With those hi-hats selected, I'm going to go up to the Quantize pulldown menu that's in this window and choose 8C. You can see that only the hi- hats moved. Let's choose 16C. As you can see, we're just quantizing the hi- hats and leaving the other MIDI events alone. You can also quantize individual notes with the Quantize tool. To get the Quantize tool, hit Escape to get your toolbox and choose the Quantize tool. Now we can click on just a specific MIDI event to quantize it. Try this kick drum event here. Click once on it.

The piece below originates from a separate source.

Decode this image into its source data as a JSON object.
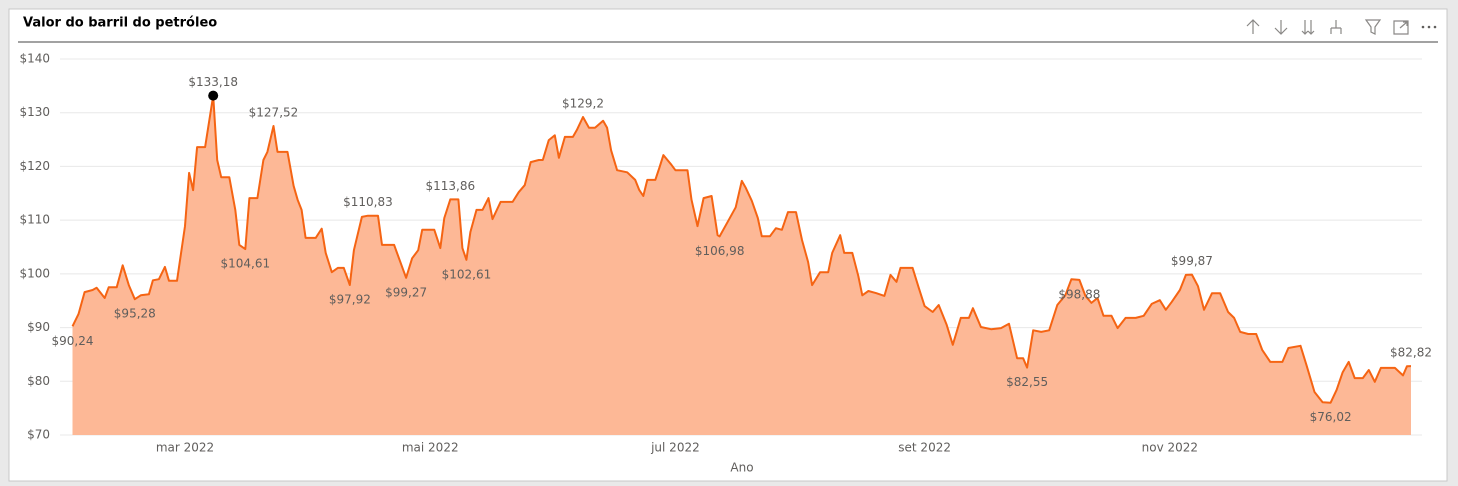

You can see it automatically quantize to a 16th note grid, because that's what's selected in our pulldown menu currently. Finally, if you ever want to permanently and destructively set the Quantize values in the region, you can do this from the Arrange window. Let's close the Piano Roll window. So to destructively and permanently set those values, make sure you have the region selected. Go to MIDI > Region Parameters and select Apply Quantization Settings Destructively. Remember, this won't allow you to go back to the original performance if you do it.
Quantization allows us to fix out of time parts, but there is so much more you can do with it. You can start exploring the subtle ways you can humanize or dehumanize a performance. The possibilities really are endless.